Todo o modelo social liberal continuou entretanto sobre os fundamentos frágeis das crises dependentes da estratégia de exportações de commodities, receitas comerciais altamente voláteis e rendimento de vulneráveis trabalhadores além-mar. Quando os mercados de exportações latino-americanos secaram e os preços das commodities caíram, as receitas declinaram e trabalhadores foram despedidos. O modelo social liberal entrou em colapso com crescimento negativo e os ganhos anteriores em emprego e redução da pobreza foram revertidos.

Lições do colapso do modelo social liberal

Várias lições importantes podem ser retiradas da experiência em curso de regimes social-liberais.

1. Programas sociais positivos não são sustentáveis sem mudanças estruturais, as quais diminuem a vulnerabilidade externa .

2. Reduzir a vulnerabilidade externa depende da propriedade pública dos sectores económicos estratégicos a fim de evitar fugas de capital, o comportamento típico do capital com base no estrangeiro.

3. Reduzir a vulnerabilidade económica depende de diversificar mercados para longe dos centros imperiais infestados de crises e controlados financeiramente. Maior sustentabilidade económica depende do aprofundamento do mercado interno, aumento do comércio intra-regional e redireccionamento do comércio rumo a regiões de crescimento alto.

4. Despesas sociais são paliativos necessários no imediato mas não vão à raiz da pobreza e dos rendimentos baixos. Programas de distribuição de terra de grande amplitude ligados ao desenvolvimento em grande escala com financiamento e investimento da produção alimentar local e em indústrias internas que complementem e se associem à produção agro-mineral diminuirão a dependência de mercados além-mar e estabilizarão a economia.

5. O controle estatal do comércio estrangeiro e das empregas minerais estratégicas permite a captura do excedente económico para financiar a diversificação económica e a inovação.

6. A integração regional tem de passar das declarações retóricas ao desempenho e prática reais. O presidente Chavez da Venezuela, o principal advogado da integração regional e promotor da Associação Bolivariana da América Latina (ALBA), ainda depende dos mercados dos EUA para 80% da sua venda de petróleo e 70% das receitas de exportação do petróleo, e mais de 50% das suas importações alimentares da Colômbia, cliente militar dos EUA. A integração regional é factível com base no planeamento de investimentos complementares e empreendimentos públicos conjuntos na industrialização de minerais, petróleo e outras commodities primárias.

7. Pactos de segurança entre regimes latino-americanos destinados a reagir às bases militares colombianas dos EUA e à estratégia de militarização estado-unidense também podem ter uma função económica – criar indústrias joint-venture de armamentos e reduzir compras externas.

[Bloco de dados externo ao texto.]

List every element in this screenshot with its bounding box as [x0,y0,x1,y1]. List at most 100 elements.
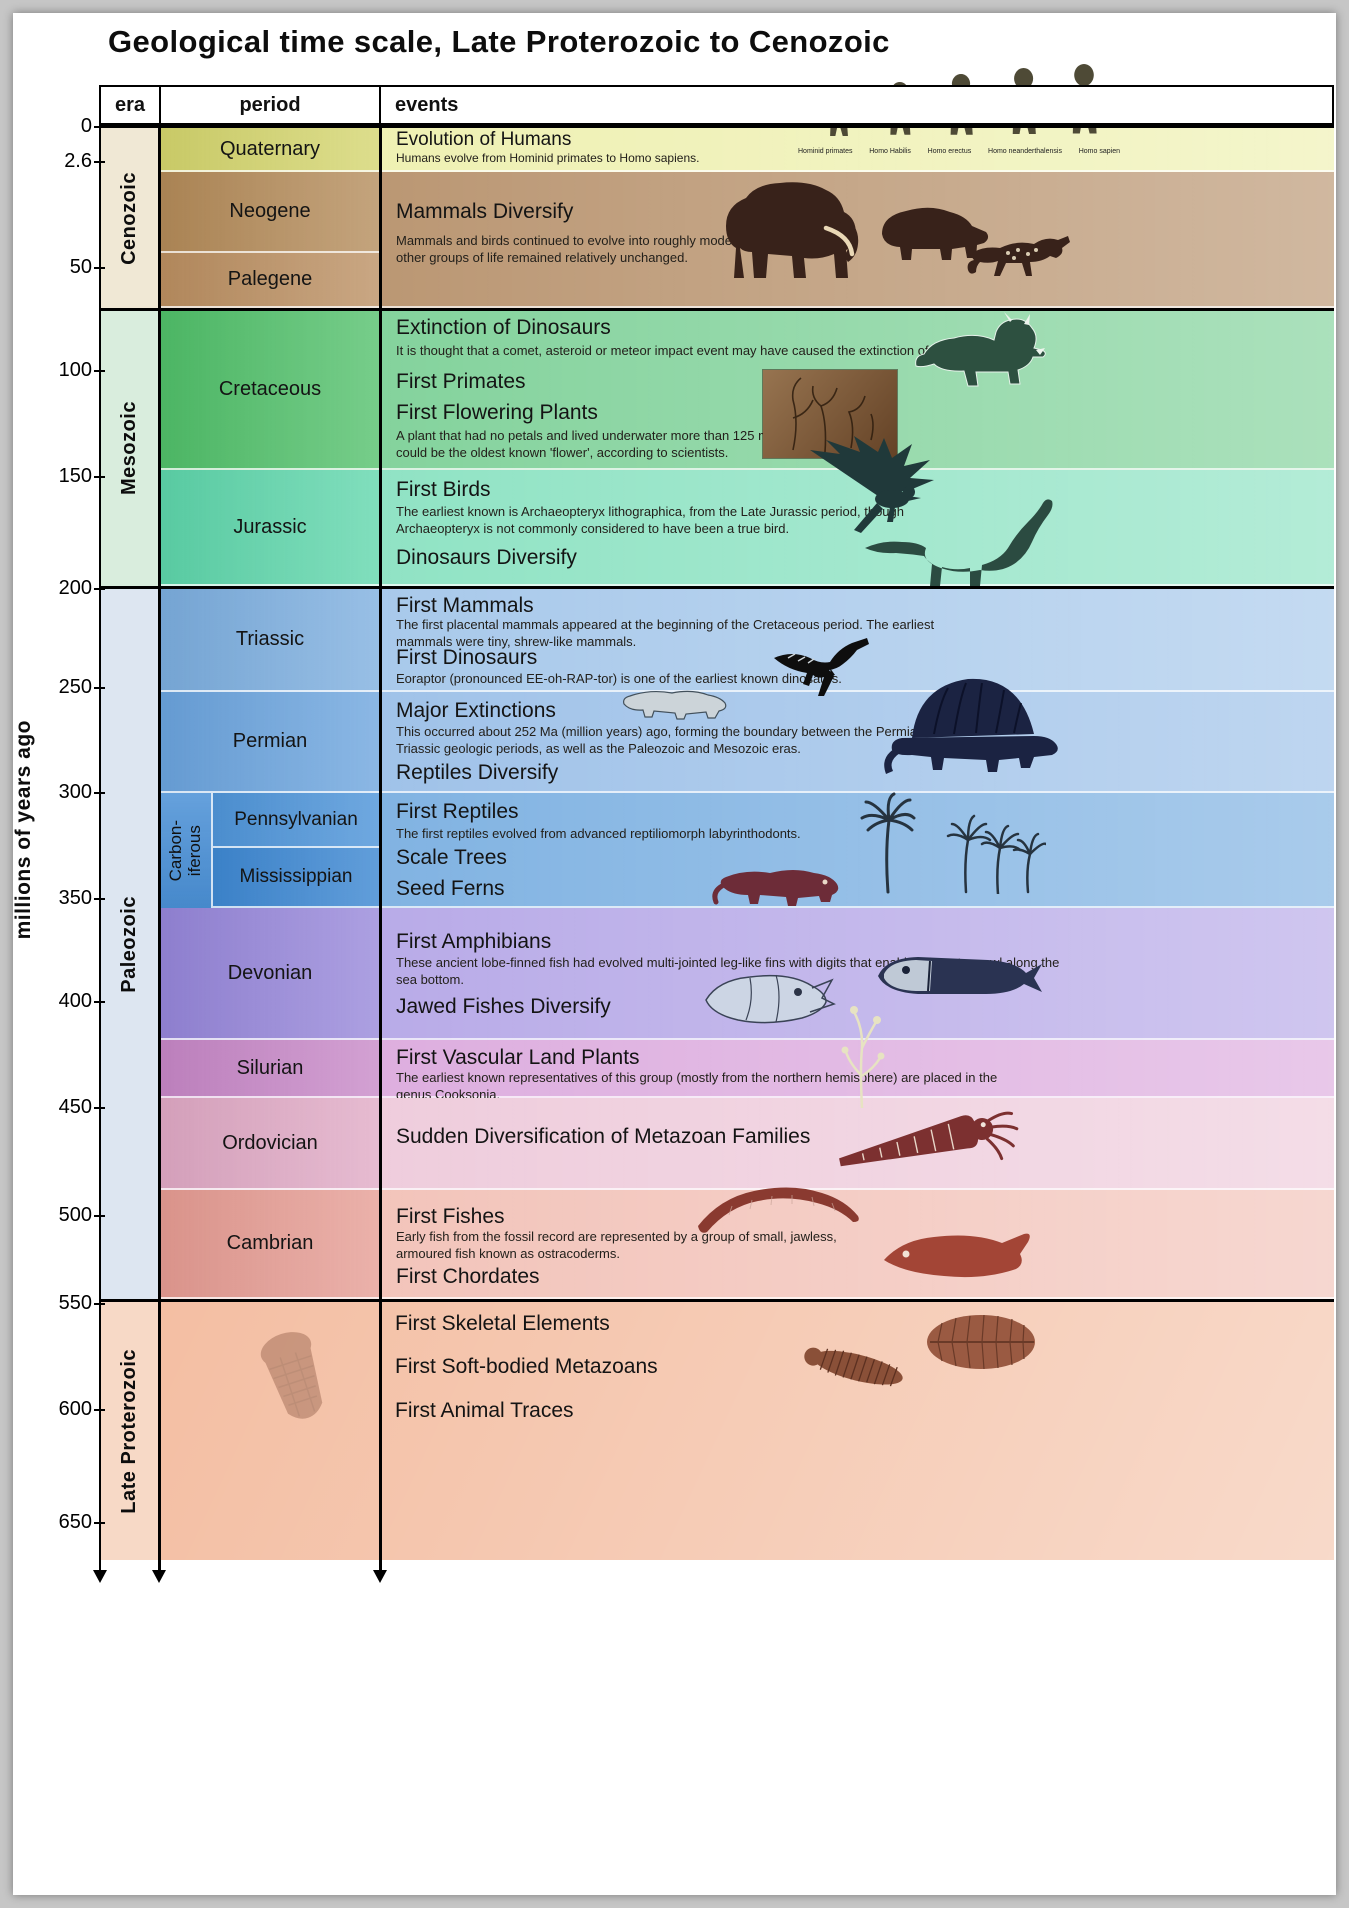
event-heading: Dinosaurs Diversify [396,546,577,569]
column-header-label: period [239,93,301,116]
event-description: The first placental mammals appeared at … [396,617,935,650]
axis-title-text: millions of years ago [12,720,35,940]
event-heading: First Soft-bodied Metazoans [395,1355,658,1378]
period-label: Ordovician [222,1131,318,1154]
page-title: Geological time scale, Late Proterozoic … [108,24,890,59]
chart-top-line [99,125,1334,128]
column-header-label: era [114,93,146,116]
axis-tick: 250 [8,676,105,699]
event-heading: First Amphibians [396,930,552,953]
period-label: Cretaceous [218,378,322,400]
event-description: The earliest known is Archaeopteryx lith… [396,504,904,537]
caption: Hominid primates [798,148,853,155]
axis-tick: 300 [8,781,105,804]
period-label: Mississippian [239,866,353,887]
axis-tick: 50 [8,256,105,279]
event-heading: First Mammals [396,594,534,617]
event-description: It is thought that a comet, asteroid or … [396,343,1014,358]
axis-tick: 400 [8,990,105,1013]
period-cell-carboniferous: Carbon-iferous [161,793,213,908]
period-cell-silurian: Silurian [161,1040,379,1098]
axis-tick: 500 [8,1204,105,1227]
era-column-divider [158,85,161,1572]
axis-tick: 150 [8,465,105,488]
event-heading: Reptiles Diversify [396,761,559,784]
axis-tick: 0 [8,115,105,138]
events-row-devonian: First Amphibians These ancient lobe-finn… [382,908,1334,1040]
axis-title: millions of years ago [12,620,36,1040]
event-heading: Evolution of Humans [396,129,572,150]
event-heading: First Flowering Plants [396,401,598,424]
event-heading: First Chordates [396,1265,540,1288]
period-cell-cretaceous: Cretaceous [161,311,379,470]
event-heading: First Reptiles [396,800,519,823]
period-cell-palegene: Palegene [161,253,379,308]
column-header-label: events [395,93,459,116]
period-cell-pennsylvanian: Pennsylvanian [213,793,379,848]
time-axis-line [99,125,101,1572]
period-label: Quaternary [219,137,321,160]
axis-tick: 650 [8,1511,105,1534]
event-heading: Jawed Fishes Diversify [396,995,611,1018]
events-row-jurassic: First Birds The earliest known is Archae… [382,470,1334,586]
fossil-flower-illustration [763,370,897,458]
event-heading: Sudden Diversification of Metazoan Famil… [396,1125,811,1148]
era-label-late-proterozoic: Late Proterozoic [118,1348,140,1514]
era-cell-paleozoic: Paleozoic [101,589,158,1299]
period-column-divider [379,85,382,1572]
axis-tick: 600 [8,1398,105,1421]
caption: Homo erectus [927,148,972,155]
axis-tick: 100 [8,359,105,382]
period-label: Permian [232,730,308,752]
column-header-period: period [159,85,381,125]
era-label-cenozoic: Cenozoic [118,171,140,265]
event-description: Eoraptor (pronounced EE-oh-RAP-tor) is o… [396,671,842,686]
events-row-quaternary: Evolution of Humans Humans evolve from H… [382,128,1334,172]
axis-tick: 350 [8,887,105,910]
events-row-silurian: First Vascular Land Plants The earliest … [382,1040,1334,1102]
period-label: Cambrian [226,1232,314,1254]
caption: Homo Habilis [869,148,911,155]
events-row-permian: Major Extinctions This occurred about 25… [382,692,1334,793]
era-cell-cenozoic: Cenozoic [101,128,158,308]
event-description: Early fish from the fossil record are re… [396,1229,837,1262]
era-cell-mesozoic: Mesozoic [101,311,158,586]
axis-tick: 550 [8,1292,105,1315]
event-description: This occurred about 252 Ma (million year… [396,724,950,757]
axis-arrow-icon [373,1570,387,1583]
event-description: A plant that had no petals and lived und… [396,428,856,461]
event-heading: First Fishes [396,1205,505,1228]
event-heading: Major Extinctions [396,699,556,722]
period-label: Silurian [236,1056,304,1079]
era-label-paleozoic: Paleozoic [118,895,140,993]
axis-arrow-icon [93,1570,107,1583]
period-cell-mississippian: Mississippian [213,848,379,908]
axis-arrow-icon [152,1570,166,1583]
events-row-ordovician: Sudden Diversification of Metazoan Famil… [382,1098,1334,1190]
period-label: Jurassic [233,515,307,538]
period-label: Triassic [235,628,305,650]
column-header-era: era [99,85,161,125]
events-row-carboniferous: First Reptiles The first reptiles evolve… [382,793,1334,908]
period-label: Neogene [229,200,311,222]
era-boundary-mesozoic-paleozoic [99,586,1334,589]
event-heading: First Animal Traces [395,1399,574,1422]
period-cell-jurassic: Jurassic [161,470,379,586]
events-row-cenozoic: Mammals Diversify Mammals and birds cont… [382,172,1334,308]
era-boundary-cenozoic-mesozoic [99,308,1334,311]
era-boundary-paleozoic-proterozoic [99,1299,1334,1302]
period-cell-triassic: Triassic [161,589,379,692]
events-row-late-proterozoic: First Skeletal Elements First Soft-bodie… [161,1302,1334,1560]
period-cell-ordovician: Ordovician [161,1098,379,1190]
human-evolution-captions: Hominid primates Homo Habilis Homo erect… [798,148,1120,155]
caption: Homo neanderthalensis [988,148,1062,155]
column-header-events: events [379,85,1334,125]
event-heading: Extinction of Dinosaurs [396,316,611,339]
event-description: The first reptiles evolved from advanced… [396,826,801,841]
event-heading: First Vascular Land Plants [396,1046,640,1069]
event-description: These ancient lobe-finned fish had evolv… [396,955,1060,988]
event-heading: First Birds [396,478,491,501]
event-heading: First Skeletal Elements [395,1312,610,1335]
period-label: Devonian [227,961,313,984]
event-description: Humans evolve from Hominid primates to H… [396,151,700,165]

8. A diversificação do comércio com a Ásia e a diminuição da dependência dos EUA e da UE é necessária mas insuficiente se o conteúdo exportado continuar a ser predominantemente mercadorias primárias. Mudar parceiros comerciais mas perpetuar padrões comerciais de "estilo colonial" não diminuirá a vulnerabilidade. A América Latina, especialmente a Bolívia, Brasil, Peru e Equador, devem insistir em que os seus produtos primários sejam industrializados e seja acrescentado valor antes de serem exportados para a China, Índia, Japão e Coreia.

Em resumo: a actual crise mundial revela as limitações e insustentabilidade das políticas e regimes sociais-liberais. No reconhecimento das vulnerabilidades e da volatilidade jaz o fundamento para uma transformação estrutural completa com base em mudanças na posse da terra, nos padrões comerciais e na propriedade de indústrias estratégicas. A crise actual desacreditou tanto as receitas neoliberais como sociais-liberais e abre a porta para um novo pensamento que liga despesas sociais com propriedade social.